Dibawah bimbingan Promotor Prof. Dr. Aloysius Liliweri, M.S., serta Kopromotor Prof. Dr. David B.W. Pandie, M.S., dan Dr. Drs. Melkisedek N. B. C. Neolaka, M.Si., Dr. Asadoma berhasil mempertanggungjawabkan disertasinya yang berjudul “Analisis Kebijakan Publik dalam Penyelenggaraan Pendidikan Menengah Berbasis Teknologi Informasi Digital Inklusif di Kota Kupang, Provinsi NTT.”

Sidang ini juga dihadiri oleh perwakilan siswa SMA/SMK, kepala sekolah, serta guru TIK dari delapan sekolah di Kota Kupang yang menjadi lokus penelitian dalam disertasinya.

Dalam proses ini, Johanis Asadoma mempresentasikan disertasinya di hadapan tim penguji internal yang terdiri dari Prof. Ir. Fredrik L. Benu, M.Si., Ph.D, Dr. Ajis Salim Adang Djaha, M.Si., dan Dr. Laurensius P. Sayrani, S.Sos., MPA. Turut hadir sebagai representasi guru besar Undana, Prof. Dr. Drs. Frans Gana, M.Si.

Sidang promosi ini turut dihadiri oleh penguji eksternal berkelas nasional, Prof. Yudho Giri Sucahyo, Ph.D dari Universitas Indonesia.

Mengawali pemaparannya, Johanis Asadoma dengan tegas menjadikan kesenjangan digital di pendidikan menengah NTT sebagai latar belakang krusial dari penelitiannya.

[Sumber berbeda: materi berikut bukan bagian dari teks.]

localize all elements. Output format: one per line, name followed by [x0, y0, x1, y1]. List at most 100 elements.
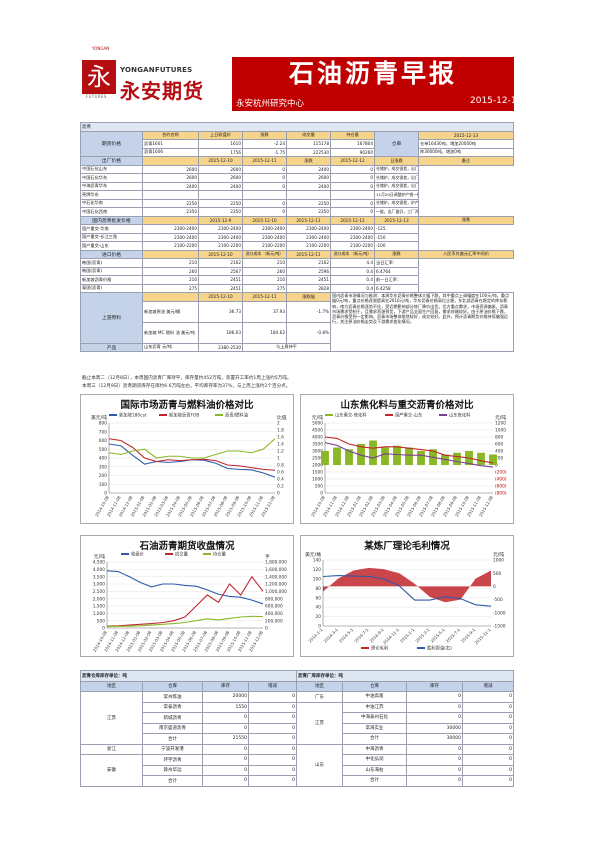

Berangkat dari rumusan masalah efektivitas implementasi kebijakan, Ia kemudian memperkenalkan Model Asadoma, sebuah kebaruan intelektual Multifasial. Model ini mengintegrasikan tiga pilar krusial yang berargumen bahwa efektivitas implementasi digitalisasi pendidikan tercapai melalui integrasi harmonis ketiga pilar tersebut.

Tiga pilar tersebut mencakup Human Behavior yang fokus pada mengatasi resistensi psikologis aktor terhadap digitalisasi, Kebijakan Afirmatif yang menekankan alokasi sumber daya berpihak dan memprioritaskan sekolah 3T untuk keadilan akses, serta Local Political Will yang mendorong kemauan politik lokal Pemerintah Daerah dan DPR untuk menerbitkan regulasi yang menjembatani kebijakan pusat dengan realitas di lapangan.

Di akhir presentasi, Ia juga menyampaikan pesan bahwa perjuangannya dalam studi selaras dengan visinya membangun pendidikan NTT.

Usai resmi dinyatakan berhak menyandang gelar Doktor Ilmu Administrasi, Dr. Johanis Asadoma menyinggung perjalanan enam tahun penyelesaian studinya yang sempat tertunda akibat tuntutan tugas. Ia menyampaikan refleksi tersebut sebagai bentuk dorongan bagi generasi muda untuk tetap berkomitmen pada pendidikan.